May 26, 2006 11:58
day by day it becomes more and more apparent that I need to get on with my life. Go back to school, or pursue that music career I dream about at night.
but not sit here wasting away, making crappy ID's for kids that probably don't even care. or Diplomas that I could probaby make better at home.
making these things makes me feel like some kind of shady person. am I going to get in trouble for this? falsifiying Identification?
I grow tired of the constant e-mail, constant faxes and never ending stream of work that seems only to land on my desk. oh boy I get to do the test server? AGAIN? shit I can't hardly wait .... (doing the test server consists of printing every test, all pages, and every answer key to paper....hardcopy) it's all on a disc one single disc that could be given to each center to print up and use at their leisure... but no we'll waste someone's time by making them print out all of them even though only half of them will probably EVER get used by ungreatful little brats.
speaking of ungreatful...
my boss is so fucking ass backwards... this company... at least where I work is so twisted to shit that it's slowly driving me insane. Granted, I have my own way of doing things that works for me. and the way I see it as long as it gets from point A to point B what really matters with what happened in between.
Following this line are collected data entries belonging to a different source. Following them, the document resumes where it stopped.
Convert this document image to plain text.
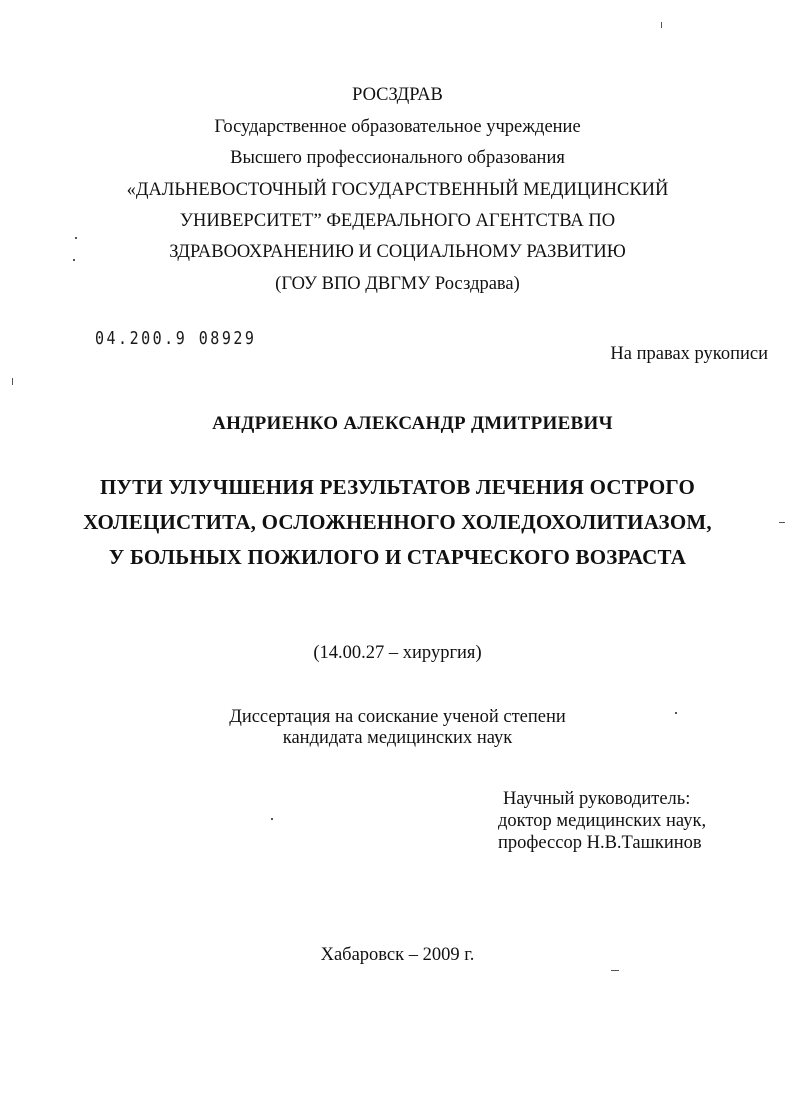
РОСЗДРАВ
Государственное образовательное учреждение
Высшего профессионального образования
«ДАЛЬНЕВОСТОЧНЫЙ ГОСУДАРСТВЕННЫЙ МЕДИЦИНСКИЙ
УНИВЕРСИТЕТ” ФЕДЕРАЛЬНОГО АГЕНТСТВА ПО
ЗДРАВООХРАНЕНИЮ И СОЦИАЛЬНОМУ РАЗВИТИЮ
(ГОУ ВПО ДВГМУ Росздрава)
04.200.9 08929
На правах рукописи
АНДРИЕНКО АЛЕКСАНДР ДМИТРИЕВИЧ
ПУТИ УЛУЧШЕНИЯ РЕЗУЛЬТАТОВ ЛЕЧЕНИЯ ОСТРОГО
ХОЛЕЦИСТИТА, ОСЛОЖНЕННОГО ХОЛЕДОХОЛИТИАЗОМ,
У БОЛЬНЫХ ПОЖИЛОГО И СТАРЧЕСКОГО ВОЗРАСТА
(14.00.27 – хирургия)
Диссертация на соискание ученой степени
кандидата медицинских наук
Научный руководитель:
доктор медицинских наук,
профессор Н.В.Ташкинов
Хабаровск – 2009 г.
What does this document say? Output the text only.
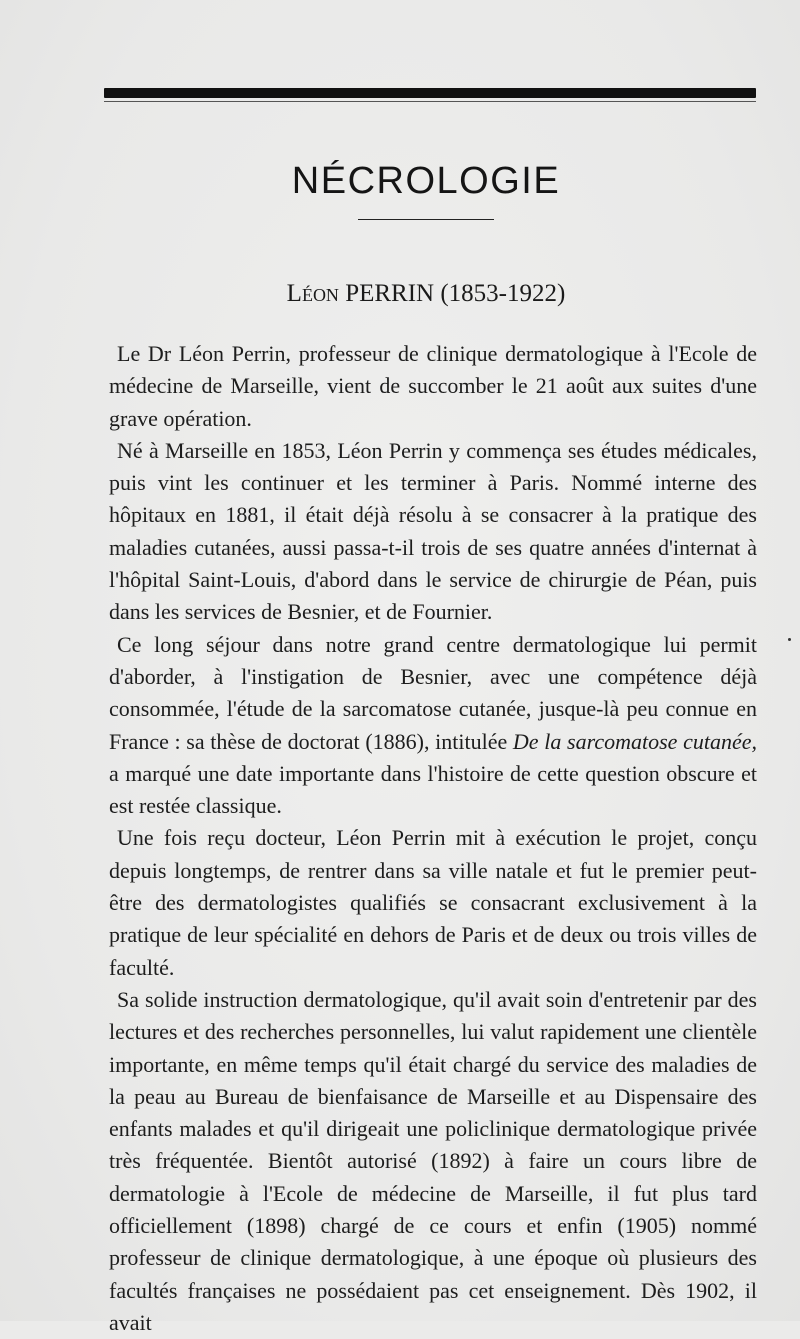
NÉCROLOGIE
Léon PERRIN (1853-1922)

Le Dr Léon Perrin, professeur de clinique dermatologique à l'Ecole de médecine de Marseille, vient de succomber le 21 août aux suites d'une grave opération.

Né à Marseille en 1853, Léon Perrin y commença ses études médicales, puis vint les continuer et les terminer à Paris. Nommé interne des hôpitaux en 1881, il était déjà résolu à se consacrer à la pratique des maladies cutanées, aussi passa-t-il trois de ses quatre années d'internat à l'hôpital Saint-Louis, d'abord dans le service de chirurgie de Péan, puis dans les services de Besnier, et de Fournier.

Ce long séjour dans notre grand centre dermatologique lui permit d'aborder, à l'instigation de Besnier, avec une compétence déjà consommée, l'étude de la sarcomatose cutanée, jusque-là peu connue en France : sa thèse de doctorat (1886), intitulée De la sarcomatose cutanée, a marqué une date importante dans l'histoire de cette question obscure et est restée classique.

Une fois reçu docteur, Léon Perrin mit à exécution le projet, conçu depuis longtemps, de rentrer dans sa ville natale et fut le premier peut-être des dermatologistes qualifiés se consacrant exclusivement à la pratique de leur spécialité en dehors de Paris et de deux ou trois villes de faculté.

Sa solide instruction dermatologique, qu'il avait soin d'entretenir par des lectures et des recherches personnelles, lui valut rapidement une clientèle importante, en même temps qu'il était chargé du service des maladies de la peau au Bureau de bienfaisance de Marseille et au Dispensaire des enfants malades et qu'il dirigeait une policlinique dermatologique privée très fréquentée. Bientôt autorisé (1892) à faire un cours libre de dermatologie à l'Ecole de médecine de Marseille, il fut plus tard officiellement (1898) chargé de ce cours et enfin (1905) nommé professeur de clinique dermatologique, à une époque où plusieurs des facultés françaises ne possédaient pas cet enseignement. Dès 1902, il avait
we have one color printer in the whole office. right by my desk, well no shit that makes sense, I am the one that has to use it 97% of the time. to print the color ID photos, to print diplomas etc. it was set up a certain way, a certain way that I adapted to and have grown to prefer. Well my boss came out of her hiding place and printed some things the other day. unfortunately for her she dosen't grasp how a printer works ... it needs paper to print. there are 2 trays 1 for unusual paper/cardstock (the one I use) it has another for normal printer paper. it was set to only read off of the first tray (my tray) unless this check button is pressed and it will then print the next/queued print job from the normal use tray.
well clearly my boss dosen't understand what a print job is either. she was whining and bitching about having to push the button every time. I neglected to tell her she could just load some paper in the top tray (fold out tray thing easily opened and closed) or she could just close the top tray. Well of her own accord she decided to call some $100 an hour techs out to fix it. yea they fixed it alright... they disabled the tray I use so NOTHING would print from there at all.
sweet guys thanks.
I said well fuck that, I need to be able to work, so I went through the onboard printer options and got it back the way it was, (and now it will actually continue printing if there is enough paper there) it wouldn't before... but that may or may not have been a software issue. the program I have been told I must use sucks. it's gotta be 5 year old technology at least. it is really a shoddy program... if I had any grasp of programming I could probably write a much better one. anyhow. I fixed it to work the way I need it to work.
because sometimes people around the office decide they need a color picture of their kid printed and neglect to ask or tell me. this way I can see the print job before it starts and not risk printing over my work thus totally destryong sometimes hours of work. at least this way I can make a better attempt at avoiding that.
claerly though my boss views everything in this office as hers. (which in truth, isn't true, it's the CEO's) and she's definately not the CEO. I don't think she could hack that... she's too "my way or the highway," "I'm right you're wrong because I said so." Controlling I believe is the word, clearly she goes home and must have absolute and total control. well my tyranical communist friend when did you go from being a hippy to this?
there is so much more shit that is just done in a backwards fashion that makes little to no sense to most of the people here... I still wonder how half the things that get done here actually ever get done.
Every day it hits me more and more how badly I can't stay here, even how great the benefits are... I can't be here for much longer. I can't take the stupid ass bullshit that goes on.
I need to dive into MY career.... this is not a career it's a job, and a boring tedious one with little to no appreciation PERIOD.
three people have complained about my boss that I know of. Only one of them was even ever heard. That one happens to be best friends with my boss's Daughter. the othe two people who complained left, and found better jobs outside of the company, and were therefor labelled as "disgruntled" workers. So their reports were basically tossed out. sweet.
a lot of good it does to voice how you feel when it gets you no where anyways.